There have been lots of metrics flying around this week. First we reported the GDP figures, heavily skewed to the upside because of a dramatic reduction in destocking but nevertheless supportive of a return to significant growth in the US economy. Now we have the Purchasing Managers Index (PMI) figures from the Institute of Supply Management (ISM) compared in a Reuters article with metrics from freight companies looking at container movements and airfreight traffic.

According to John Kemp writing in Reuters this week, the ISM’s composite index rose last month to 58.4,   its highest level since August 2004, as U.S. manufacturers reported a widespread pick up in business activity. Production at 66.2 and orders at 65.9 moved higher, and are far above the 50-point threshold dividing expanding activity from contraction. Firms reporting orders and output rose in January outnumbering those reporting declines by a margin of around 3-1, confirming the broad base of the rebound now underway.

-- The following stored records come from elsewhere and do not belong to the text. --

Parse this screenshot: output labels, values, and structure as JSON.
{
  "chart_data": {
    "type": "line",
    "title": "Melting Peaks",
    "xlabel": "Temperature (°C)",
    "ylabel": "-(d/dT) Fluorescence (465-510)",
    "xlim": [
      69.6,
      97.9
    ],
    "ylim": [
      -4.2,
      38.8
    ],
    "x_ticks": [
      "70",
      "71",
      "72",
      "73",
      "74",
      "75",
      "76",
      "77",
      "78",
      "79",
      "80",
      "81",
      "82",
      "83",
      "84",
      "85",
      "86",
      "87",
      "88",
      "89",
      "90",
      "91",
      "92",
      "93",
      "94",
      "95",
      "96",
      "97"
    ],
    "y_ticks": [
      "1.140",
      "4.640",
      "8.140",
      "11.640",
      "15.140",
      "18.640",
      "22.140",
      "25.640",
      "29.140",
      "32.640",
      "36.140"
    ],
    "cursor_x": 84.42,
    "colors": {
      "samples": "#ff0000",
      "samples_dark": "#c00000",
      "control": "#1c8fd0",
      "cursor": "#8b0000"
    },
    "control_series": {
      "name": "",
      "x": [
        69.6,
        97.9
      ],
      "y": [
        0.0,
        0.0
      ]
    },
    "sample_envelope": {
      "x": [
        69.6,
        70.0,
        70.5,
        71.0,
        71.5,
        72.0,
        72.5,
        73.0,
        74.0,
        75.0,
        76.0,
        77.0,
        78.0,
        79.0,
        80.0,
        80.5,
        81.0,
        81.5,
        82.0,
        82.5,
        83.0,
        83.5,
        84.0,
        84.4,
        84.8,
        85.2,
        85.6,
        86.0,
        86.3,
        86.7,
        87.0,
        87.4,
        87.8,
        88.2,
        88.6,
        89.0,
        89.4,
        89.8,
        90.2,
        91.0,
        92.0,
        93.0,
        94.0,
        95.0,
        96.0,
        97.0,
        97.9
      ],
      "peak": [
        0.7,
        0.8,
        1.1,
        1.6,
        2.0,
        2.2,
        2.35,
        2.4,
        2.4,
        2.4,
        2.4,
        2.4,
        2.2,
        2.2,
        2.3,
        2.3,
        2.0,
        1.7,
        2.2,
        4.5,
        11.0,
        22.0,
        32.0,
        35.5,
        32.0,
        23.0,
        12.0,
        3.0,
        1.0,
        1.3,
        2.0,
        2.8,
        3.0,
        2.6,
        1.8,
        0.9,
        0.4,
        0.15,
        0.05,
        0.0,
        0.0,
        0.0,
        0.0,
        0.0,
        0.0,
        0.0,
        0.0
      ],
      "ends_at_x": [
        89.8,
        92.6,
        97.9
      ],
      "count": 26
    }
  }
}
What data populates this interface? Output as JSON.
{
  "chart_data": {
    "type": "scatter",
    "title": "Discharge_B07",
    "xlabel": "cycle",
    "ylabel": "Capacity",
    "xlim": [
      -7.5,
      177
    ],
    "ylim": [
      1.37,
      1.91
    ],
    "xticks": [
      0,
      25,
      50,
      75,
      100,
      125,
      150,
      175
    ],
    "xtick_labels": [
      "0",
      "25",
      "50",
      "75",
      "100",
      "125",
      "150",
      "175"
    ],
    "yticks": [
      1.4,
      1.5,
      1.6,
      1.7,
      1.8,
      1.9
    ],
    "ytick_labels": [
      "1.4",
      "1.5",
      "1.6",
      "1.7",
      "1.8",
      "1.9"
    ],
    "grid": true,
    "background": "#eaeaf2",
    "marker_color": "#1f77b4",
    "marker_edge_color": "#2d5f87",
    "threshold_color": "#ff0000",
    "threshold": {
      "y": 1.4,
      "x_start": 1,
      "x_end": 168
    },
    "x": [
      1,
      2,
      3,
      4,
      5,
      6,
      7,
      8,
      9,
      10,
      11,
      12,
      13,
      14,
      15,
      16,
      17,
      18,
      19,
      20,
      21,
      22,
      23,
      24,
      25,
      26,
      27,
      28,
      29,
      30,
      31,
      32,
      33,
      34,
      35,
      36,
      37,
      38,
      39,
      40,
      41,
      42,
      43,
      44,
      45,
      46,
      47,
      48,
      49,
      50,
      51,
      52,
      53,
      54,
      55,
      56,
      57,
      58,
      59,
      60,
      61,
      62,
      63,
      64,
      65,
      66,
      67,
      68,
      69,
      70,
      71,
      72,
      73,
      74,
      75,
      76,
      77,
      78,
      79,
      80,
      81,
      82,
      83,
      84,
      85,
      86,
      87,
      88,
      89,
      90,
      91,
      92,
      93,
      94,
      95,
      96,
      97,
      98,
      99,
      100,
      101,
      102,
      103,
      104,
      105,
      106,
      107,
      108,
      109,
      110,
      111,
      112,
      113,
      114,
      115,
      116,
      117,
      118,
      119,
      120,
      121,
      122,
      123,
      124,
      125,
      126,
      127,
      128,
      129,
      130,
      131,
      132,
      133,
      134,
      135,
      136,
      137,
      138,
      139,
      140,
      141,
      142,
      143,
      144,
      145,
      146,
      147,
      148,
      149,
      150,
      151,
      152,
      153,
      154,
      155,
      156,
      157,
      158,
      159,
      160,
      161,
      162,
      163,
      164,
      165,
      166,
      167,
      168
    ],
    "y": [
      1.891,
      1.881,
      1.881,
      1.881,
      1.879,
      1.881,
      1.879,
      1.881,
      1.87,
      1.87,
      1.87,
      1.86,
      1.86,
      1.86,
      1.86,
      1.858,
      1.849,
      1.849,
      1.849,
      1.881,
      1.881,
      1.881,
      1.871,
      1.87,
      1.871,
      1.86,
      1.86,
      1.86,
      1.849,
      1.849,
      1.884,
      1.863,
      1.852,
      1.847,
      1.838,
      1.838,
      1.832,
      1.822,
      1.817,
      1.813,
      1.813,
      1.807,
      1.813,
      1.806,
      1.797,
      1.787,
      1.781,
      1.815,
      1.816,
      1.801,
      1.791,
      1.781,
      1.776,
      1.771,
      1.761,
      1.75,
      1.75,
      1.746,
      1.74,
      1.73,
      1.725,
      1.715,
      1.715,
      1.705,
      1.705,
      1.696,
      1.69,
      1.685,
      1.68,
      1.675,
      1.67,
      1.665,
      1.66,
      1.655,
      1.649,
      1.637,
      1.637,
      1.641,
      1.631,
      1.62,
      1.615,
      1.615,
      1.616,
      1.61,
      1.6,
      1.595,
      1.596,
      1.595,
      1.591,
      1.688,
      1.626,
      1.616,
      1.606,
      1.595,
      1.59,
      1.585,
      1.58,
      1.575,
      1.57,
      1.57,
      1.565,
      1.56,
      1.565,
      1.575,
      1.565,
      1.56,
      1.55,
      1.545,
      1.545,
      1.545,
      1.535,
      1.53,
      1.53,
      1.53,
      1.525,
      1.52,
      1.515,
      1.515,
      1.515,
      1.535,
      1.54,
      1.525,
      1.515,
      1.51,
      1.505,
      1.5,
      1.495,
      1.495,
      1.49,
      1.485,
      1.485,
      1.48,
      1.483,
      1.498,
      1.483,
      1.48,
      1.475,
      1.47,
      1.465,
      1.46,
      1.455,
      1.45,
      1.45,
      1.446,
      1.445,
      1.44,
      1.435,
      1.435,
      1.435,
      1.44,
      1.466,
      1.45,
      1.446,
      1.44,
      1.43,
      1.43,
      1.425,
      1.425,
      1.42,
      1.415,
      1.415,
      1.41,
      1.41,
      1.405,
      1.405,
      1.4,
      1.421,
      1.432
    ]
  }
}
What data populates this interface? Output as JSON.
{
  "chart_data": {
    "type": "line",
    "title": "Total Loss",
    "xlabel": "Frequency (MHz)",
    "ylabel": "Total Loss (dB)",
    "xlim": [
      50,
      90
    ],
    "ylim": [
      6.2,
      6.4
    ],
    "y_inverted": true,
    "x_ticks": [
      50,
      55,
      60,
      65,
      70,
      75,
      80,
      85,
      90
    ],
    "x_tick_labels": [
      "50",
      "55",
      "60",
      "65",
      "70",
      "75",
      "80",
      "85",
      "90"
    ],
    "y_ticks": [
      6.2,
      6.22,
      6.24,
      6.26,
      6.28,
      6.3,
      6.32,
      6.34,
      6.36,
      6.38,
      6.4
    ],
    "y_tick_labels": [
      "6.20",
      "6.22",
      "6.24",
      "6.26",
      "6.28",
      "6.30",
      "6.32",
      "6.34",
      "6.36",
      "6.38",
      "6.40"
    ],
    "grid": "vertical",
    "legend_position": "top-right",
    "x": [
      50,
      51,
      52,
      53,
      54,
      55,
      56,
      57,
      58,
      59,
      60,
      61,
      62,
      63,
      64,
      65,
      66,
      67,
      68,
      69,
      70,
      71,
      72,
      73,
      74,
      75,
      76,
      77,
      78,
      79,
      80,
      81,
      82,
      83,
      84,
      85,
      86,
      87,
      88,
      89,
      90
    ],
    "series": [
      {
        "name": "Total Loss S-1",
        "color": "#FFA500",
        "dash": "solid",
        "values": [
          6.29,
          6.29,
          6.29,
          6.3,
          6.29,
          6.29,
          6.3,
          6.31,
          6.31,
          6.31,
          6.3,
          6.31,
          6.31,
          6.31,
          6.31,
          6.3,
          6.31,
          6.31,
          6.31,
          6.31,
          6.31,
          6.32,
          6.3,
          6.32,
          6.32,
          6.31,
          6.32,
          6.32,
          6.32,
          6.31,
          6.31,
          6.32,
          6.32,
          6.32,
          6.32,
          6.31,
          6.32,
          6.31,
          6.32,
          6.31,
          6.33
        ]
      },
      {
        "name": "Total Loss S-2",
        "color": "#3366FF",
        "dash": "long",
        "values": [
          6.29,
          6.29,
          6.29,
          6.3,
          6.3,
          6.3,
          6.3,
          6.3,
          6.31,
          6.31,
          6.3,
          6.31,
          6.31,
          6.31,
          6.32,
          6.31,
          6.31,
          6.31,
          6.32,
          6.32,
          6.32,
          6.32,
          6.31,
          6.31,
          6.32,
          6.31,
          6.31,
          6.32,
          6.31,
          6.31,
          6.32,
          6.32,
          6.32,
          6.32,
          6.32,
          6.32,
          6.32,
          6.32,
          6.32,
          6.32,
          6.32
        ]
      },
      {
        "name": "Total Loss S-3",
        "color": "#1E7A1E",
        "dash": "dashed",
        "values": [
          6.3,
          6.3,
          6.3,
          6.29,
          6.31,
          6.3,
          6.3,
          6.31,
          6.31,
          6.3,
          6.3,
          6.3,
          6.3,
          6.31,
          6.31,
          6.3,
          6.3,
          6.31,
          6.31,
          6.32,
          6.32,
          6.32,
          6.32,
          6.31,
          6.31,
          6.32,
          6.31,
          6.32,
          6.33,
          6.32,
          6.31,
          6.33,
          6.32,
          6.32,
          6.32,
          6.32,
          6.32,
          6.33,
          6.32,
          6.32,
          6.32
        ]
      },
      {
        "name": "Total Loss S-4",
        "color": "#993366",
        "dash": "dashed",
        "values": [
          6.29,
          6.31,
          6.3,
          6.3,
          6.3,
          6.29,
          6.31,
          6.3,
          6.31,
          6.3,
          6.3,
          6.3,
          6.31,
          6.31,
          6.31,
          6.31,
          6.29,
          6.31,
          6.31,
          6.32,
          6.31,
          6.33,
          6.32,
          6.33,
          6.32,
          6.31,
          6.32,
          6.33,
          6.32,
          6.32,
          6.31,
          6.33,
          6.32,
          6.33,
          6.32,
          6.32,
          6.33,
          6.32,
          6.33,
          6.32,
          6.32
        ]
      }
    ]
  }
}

The article went on to compare the positive ISM figures with reports of improved container traffic through west coast ports, specifically LA and Long Beach where the number of containers has risen consistently month over month in Q4 and January of Q1. Maybe more important, because they include the movement of goods manufactured in the US, railroad inter-modal container movements have been on an upward trend since the middle of last year and have now exceeded levels of this time last year which admittedly were being hit by the onset of the recession but it is a positive benchmark to exceed.

Airfreight traffic is also up, rising strongly in the last three months of 2009, as was the movements of chemicals up by 13% and approaching levels seen prior to the onset of the recession.

All this is good news but we would caution against excessive exuberance. There is still the possibility of a fall back in the second quarter if confidence is knocked by any one of a dozen potential issues still on the horizon. We are seeing now how small adjustments to Chinese reserve requirements have made metals markets tumble underlining how fragile confidence is and how market prices are still carrying a high level of speculative expectation.